<南風>ゆいまーるの心


社会
この記事を書いた人 Avatar photo 琉球新報社

 突然の休校で給食という命綱がなくなる。この危機感を原動力に休校宣言の夜のうちに琉球新報社の方を紹介していただき、電話で概要を話してアポを取った。

 翌日「給食がなくて困る子たちがたくさんいるはずです」と力説。さっそく上司に働きかけてくださり、最終的に社を挙げて取り組んでくれることになった。

 実は私は新聞記者の娘だ。「新聞の存在意義は社会正義の実現にある」と父が言うのを聞いて育った。そんな生い立ちもあり、新報は絶対に社会に必要とされる活動を一緒にやってくれるはずだと勝手な確信を持っていた。

 まるでえたいの知れない新型コロナウイルス。この大変な状況下でどう実現できるのか。社内でも方法について議論があったようで、前向きな検討の結果食支援活動を行うことを決定してくれた。

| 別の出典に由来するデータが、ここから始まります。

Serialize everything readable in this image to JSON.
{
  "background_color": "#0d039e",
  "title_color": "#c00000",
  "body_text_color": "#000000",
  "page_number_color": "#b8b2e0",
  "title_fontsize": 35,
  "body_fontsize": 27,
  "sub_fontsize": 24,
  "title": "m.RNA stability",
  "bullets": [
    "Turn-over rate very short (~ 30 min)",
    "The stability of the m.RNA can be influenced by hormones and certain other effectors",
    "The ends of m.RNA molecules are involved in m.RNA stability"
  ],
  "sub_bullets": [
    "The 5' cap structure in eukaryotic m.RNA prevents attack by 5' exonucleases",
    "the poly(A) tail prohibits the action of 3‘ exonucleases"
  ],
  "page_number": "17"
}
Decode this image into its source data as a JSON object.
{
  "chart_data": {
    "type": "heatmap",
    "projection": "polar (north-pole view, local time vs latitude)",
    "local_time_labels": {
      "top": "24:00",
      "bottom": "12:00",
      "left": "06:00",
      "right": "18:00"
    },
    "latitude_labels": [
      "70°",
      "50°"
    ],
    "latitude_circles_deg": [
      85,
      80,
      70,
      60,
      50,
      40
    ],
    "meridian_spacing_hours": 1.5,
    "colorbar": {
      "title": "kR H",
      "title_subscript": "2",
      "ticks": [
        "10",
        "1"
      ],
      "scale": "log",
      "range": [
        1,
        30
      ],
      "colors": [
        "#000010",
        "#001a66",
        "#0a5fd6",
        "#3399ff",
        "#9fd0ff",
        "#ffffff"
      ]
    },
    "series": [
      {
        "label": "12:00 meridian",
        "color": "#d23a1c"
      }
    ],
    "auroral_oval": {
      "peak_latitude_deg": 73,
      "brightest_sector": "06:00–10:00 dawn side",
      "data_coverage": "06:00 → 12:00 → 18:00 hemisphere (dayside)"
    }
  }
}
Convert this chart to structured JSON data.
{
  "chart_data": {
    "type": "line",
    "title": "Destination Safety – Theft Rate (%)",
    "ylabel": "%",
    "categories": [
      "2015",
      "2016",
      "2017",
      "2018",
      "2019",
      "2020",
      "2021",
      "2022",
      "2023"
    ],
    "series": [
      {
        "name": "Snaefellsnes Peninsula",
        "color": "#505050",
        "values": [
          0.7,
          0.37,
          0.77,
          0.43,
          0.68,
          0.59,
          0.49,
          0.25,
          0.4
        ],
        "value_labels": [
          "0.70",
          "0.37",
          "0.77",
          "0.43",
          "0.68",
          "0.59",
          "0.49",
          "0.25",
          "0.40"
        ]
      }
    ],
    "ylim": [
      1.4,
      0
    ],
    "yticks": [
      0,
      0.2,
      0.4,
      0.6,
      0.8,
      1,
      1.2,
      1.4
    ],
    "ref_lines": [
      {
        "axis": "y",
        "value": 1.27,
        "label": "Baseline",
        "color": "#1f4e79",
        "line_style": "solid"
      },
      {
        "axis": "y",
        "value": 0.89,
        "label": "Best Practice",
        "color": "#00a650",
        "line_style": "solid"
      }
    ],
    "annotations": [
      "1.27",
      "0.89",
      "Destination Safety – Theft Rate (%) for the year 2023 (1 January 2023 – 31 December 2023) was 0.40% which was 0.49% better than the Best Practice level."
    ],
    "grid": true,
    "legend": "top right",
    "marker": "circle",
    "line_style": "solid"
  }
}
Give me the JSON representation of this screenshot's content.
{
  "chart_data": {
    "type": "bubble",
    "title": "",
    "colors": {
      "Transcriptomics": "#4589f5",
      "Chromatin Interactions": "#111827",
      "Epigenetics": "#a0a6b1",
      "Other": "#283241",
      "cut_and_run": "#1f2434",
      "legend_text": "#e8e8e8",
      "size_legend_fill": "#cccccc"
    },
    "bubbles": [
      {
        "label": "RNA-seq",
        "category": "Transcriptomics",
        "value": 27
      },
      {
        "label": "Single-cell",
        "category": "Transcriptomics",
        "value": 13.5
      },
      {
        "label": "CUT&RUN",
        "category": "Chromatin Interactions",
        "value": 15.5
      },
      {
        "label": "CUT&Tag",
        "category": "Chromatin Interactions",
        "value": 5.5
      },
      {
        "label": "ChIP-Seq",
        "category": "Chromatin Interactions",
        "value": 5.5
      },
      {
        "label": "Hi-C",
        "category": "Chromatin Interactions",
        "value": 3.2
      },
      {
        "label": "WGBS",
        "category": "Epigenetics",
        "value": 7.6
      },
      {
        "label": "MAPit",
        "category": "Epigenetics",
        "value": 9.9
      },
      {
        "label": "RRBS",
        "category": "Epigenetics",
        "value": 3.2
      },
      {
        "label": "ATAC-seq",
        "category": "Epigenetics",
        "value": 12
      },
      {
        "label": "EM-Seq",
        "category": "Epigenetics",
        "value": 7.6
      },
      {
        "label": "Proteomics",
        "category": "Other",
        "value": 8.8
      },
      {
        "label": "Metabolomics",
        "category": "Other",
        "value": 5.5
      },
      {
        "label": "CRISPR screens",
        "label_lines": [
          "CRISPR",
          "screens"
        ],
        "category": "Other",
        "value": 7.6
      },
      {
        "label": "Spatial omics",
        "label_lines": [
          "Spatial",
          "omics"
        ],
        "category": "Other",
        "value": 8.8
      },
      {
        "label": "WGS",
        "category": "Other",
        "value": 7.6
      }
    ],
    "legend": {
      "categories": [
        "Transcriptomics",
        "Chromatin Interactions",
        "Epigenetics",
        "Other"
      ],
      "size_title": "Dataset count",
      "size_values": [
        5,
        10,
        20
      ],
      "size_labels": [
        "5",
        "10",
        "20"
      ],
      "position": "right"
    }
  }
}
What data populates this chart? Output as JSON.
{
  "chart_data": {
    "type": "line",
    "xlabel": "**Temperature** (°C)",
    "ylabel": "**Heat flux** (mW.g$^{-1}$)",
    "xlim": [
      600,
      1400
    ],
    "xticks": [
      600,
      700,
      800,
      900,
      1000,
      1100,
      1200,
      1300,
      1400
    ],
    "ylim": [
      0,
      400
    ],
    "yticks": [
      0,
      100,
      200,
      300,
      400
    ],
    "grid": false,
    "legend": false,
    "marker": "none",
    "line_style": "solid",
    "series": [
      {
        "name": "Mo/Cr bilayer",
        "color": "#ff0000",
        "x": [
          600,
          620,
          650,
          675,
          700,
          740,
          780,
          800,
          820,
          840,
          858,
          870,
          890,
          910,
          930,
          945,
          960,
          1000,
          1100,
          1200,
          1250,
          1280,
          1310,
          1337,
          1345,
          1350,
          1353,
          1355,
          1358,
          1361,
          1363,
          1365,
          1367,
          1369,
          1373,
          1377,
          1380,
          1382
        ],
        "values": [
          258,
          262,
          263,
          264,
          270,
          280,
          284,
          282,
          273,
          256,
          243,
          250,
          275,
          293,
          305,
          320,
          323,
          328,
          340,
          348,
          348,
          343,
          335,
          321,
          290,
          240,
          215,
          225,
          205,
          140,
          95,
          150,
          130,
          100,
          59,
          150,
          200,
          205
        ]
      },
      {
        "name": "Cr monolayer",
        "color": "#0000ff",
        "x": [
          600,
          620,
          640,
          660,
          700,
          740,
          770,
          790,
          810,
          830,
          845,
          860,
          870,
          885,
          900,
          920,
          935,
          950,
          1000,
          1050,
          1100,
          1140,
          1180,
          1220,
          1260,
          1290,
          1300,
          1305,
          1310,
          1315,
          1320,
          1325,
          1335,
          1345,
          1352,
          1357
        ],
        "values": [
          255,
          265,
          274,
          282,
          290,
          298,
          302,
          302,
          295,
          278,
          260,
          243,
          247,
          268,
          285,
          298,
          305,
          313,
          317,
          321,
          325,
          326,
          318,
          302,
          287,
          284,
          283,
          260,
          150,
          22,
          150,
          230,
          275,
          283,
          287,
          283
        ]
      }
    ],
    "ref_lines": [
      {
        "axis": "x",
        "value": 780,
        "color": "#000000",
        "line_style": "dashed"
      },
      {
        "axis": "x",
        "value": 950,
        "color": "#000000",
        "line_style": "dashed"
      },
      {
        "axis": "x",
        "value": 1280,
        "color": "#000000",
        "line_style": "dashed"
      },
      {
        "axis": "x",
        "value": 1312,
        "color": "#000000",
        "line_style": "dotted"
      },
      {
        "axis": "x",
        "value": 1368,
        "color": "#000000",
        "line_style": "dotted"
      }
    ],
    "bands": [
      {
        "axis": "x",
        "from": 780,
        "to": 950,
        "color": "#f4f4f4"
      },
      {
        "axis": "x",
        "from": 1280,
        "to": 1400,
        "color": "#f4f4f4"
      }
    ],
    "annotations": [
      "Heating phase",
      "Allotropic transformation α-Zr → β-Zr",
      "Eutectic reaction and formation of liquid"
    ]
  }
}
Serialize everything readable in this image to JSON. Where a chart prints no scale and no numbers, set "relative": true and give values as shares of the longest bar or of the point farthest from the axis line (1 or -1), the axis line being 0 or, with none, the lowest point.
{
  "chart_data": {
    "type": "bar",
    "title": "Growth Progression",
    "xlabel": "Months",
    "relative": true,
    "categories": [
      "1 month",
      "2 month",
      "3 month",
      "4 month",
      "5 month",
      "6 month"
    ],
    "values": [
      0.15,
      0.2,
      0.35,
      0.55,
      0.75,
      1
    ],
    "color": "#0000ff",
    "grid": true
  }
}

 当初は子どもたちへおにぎりやパンをロビーで配れればと考えていたが、那覇市まで取りに来られる人数はたかが知れている。それでは足りない。もっと広域に届ける方法はないかと議論を進めていくうちに、新報本社と支社を拠点に県内にある子ども食堂へ食料品を託して子どもたちへ渡してもらう方法が良いのではと支援の方法が決まった。

 同時並行で企業への協力依頼も進めた。新報社が動いて各企業の経営陣へ直接持ちかけてくれた結果、「沖縄の子どもたちのために」とトップダウンの判断が下され、たくさんの食料品寄付という形につながった。発案から10日後には、14社もの企業からご協賛いただき子どもを思う気持ちが集まった「りゅうちゃんランチサポート」が始まった。

 ランチサポートに賛同していただいているみなさんのゆいまーるの心、感謝してもしきれません。この場を借りて改めてお礼を申し上げます。